Filament winding and composite materials have been a desirable substitute for metals and other materials in manufacturing applications. Composite materials have the advantages of being high strength, lightweight, and easily formable. Composite materials are comprised of a fiber, typically carbon, that is impregnated with a curable resin. Composite materials are often drapable like a fabric, allowing the uncured composite material to be formed into various shapes. Once the composite material is in the desired shape, the resin is cured and hardened to create a rigid structure.
Despite the many positive characteristics of composite materials, the overall cost of composite materials often makes their use impractical. Various factors affect the cost of composite materials. One factor is the number of manufacturing steps required in order to form a composite structure. Often manufacturing a composite material and forming the composite material into the desired shape requires multiple machines and extensive hand labor. For example, one method of creating a composite material is to weave fibers into a sheet of composite material. Weaving large sheets of carbon fibers can require expensive machines and can be a time intensive process.
Furthermore, impregnating a composite material with a resin adds additional steps to the process. These additional steps can involve impregnating entire sheets of composite materials with resins, creating difficulties in uniformly applying a resin to a large sheet of composite material. Additionally, these impregnating processes are often performed by different manufacturers at different locations, adding manufacturing and shipping costs at each step. As a result, the overall price of the composite materials for the end user can be high.
Another shortcoming of composite materials is the amount of hand labor required when assembling a composite structure. Often, multiple layers of composite materials are required in order to make a structure, and different orientations of composite materials are needed. In many current processes, each individual layer of composite material is laid up and oriented by hand onto a form or other shaping structure. The process of laying up and orienting individual sheets of composite material can add further expense and time to the already expensive and time-consuming manufacturing process.

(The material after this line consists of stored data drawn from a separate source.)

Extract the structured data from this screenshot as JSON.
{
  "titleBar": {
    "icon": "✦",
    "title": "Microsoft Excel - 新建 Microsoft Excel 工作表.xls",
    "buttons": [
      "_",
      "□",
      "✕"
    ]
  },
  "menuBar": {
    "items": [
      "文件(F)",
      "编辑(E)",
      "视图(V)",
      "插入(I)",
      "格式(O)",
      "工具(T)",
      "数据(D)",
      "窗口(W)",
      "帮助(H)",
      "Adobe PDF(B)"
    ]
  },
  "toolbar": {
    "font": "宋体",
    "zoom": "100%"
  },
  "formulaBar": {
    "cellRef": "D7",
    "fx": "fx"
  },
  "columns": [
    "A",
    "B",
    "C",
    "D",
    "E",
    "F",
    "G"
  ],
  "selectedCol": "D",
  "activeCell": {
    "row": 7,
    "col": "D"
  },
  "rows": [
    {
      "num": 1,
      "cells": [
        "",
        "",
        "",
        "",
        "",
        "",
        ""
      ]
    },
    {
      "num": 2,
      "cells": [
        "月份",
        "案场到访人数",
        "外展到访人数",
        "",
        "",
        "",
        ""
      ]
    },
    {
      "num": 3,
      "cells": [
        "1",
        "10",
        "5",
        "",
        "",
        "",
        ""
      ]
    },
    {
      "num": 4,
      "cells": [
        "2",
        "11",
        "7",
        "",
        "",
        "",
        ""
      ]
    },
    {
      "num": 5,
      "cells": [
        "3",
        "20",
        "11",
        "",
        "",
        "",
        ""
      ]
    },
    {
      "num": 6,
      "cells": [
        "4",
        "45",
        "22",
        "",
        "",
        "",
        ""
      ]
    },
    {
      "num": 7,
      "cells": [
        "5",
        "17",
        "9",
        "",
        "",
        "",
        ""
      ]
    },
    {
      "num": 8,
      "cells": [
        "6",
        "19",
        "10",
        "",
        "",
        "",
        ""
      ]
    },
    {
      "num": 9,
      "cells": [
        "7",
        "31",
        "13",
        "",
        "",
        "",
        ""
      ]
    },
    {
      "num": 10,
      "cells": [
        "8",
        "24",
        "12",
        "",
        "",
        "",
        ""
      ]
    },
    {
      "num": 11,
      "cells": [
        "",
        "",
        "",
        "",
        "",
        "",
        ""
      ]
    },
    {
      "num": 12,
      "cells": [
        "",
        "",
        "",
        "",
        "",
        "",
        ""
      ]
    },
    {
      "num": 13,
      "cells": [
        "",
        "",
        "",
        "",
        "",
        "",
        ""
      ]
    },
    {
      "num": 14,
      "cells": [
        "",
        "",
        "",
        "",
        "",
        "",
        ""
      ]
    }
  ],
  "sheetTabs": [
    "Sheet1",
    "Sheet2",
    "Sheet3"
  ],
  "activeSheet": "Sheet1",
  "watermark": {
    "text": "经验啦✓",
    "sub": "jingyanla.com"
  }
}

Yet another problem with current composite materials is the handling of the resin impregnated composite material. In many applications the resin is made to have a low viscosity in order to allow resin to flow between the individual fibers of the material. The resin may be provided in a liquid form at ambient temperatures. While low viscosity resin allows for better permeation of the composite material, a low viscosity of liquid resin creates undesirable handling characteristics. Furthermore, the low viscosity resin does not effectively maintain the lay up of the composite sheet. Thus, the fibers may separate and fall apart when being handled or transported. Also, a low viscosity resin may flow away from certain sections of the composite material while being cured, leaving some areas with insufficient resin.
Therefore, what is needed in the art is an inexpensive composite material that eliminates the costs inherent in the composite manufacturing process. It would be an advancement in the art to provide a composite material impregnated with a resin that is solid or semi-solid at ambient temperatures. It would also be an advancement in the art to provide a composite material that is manufacturable in multiple layers and with multiple fiber orientations.
It would be another advancement in the art to provide a process that eliminates manual assembly steps in forming composite structures by creating a significant portion of a composite structure while manufacturing the composite material. Furthermore, it would be an advancement to provide a composite material that prevents the resin from uncontrollably transferring to objects that come in contact with the material or from flowing out of the uncured composite material. It would be another advancement in the art to provide a composite material with desirable tack and drape characteristics for forming the composite material into a desired shape. Such apparatuses and methods are disclosed and claimed herein.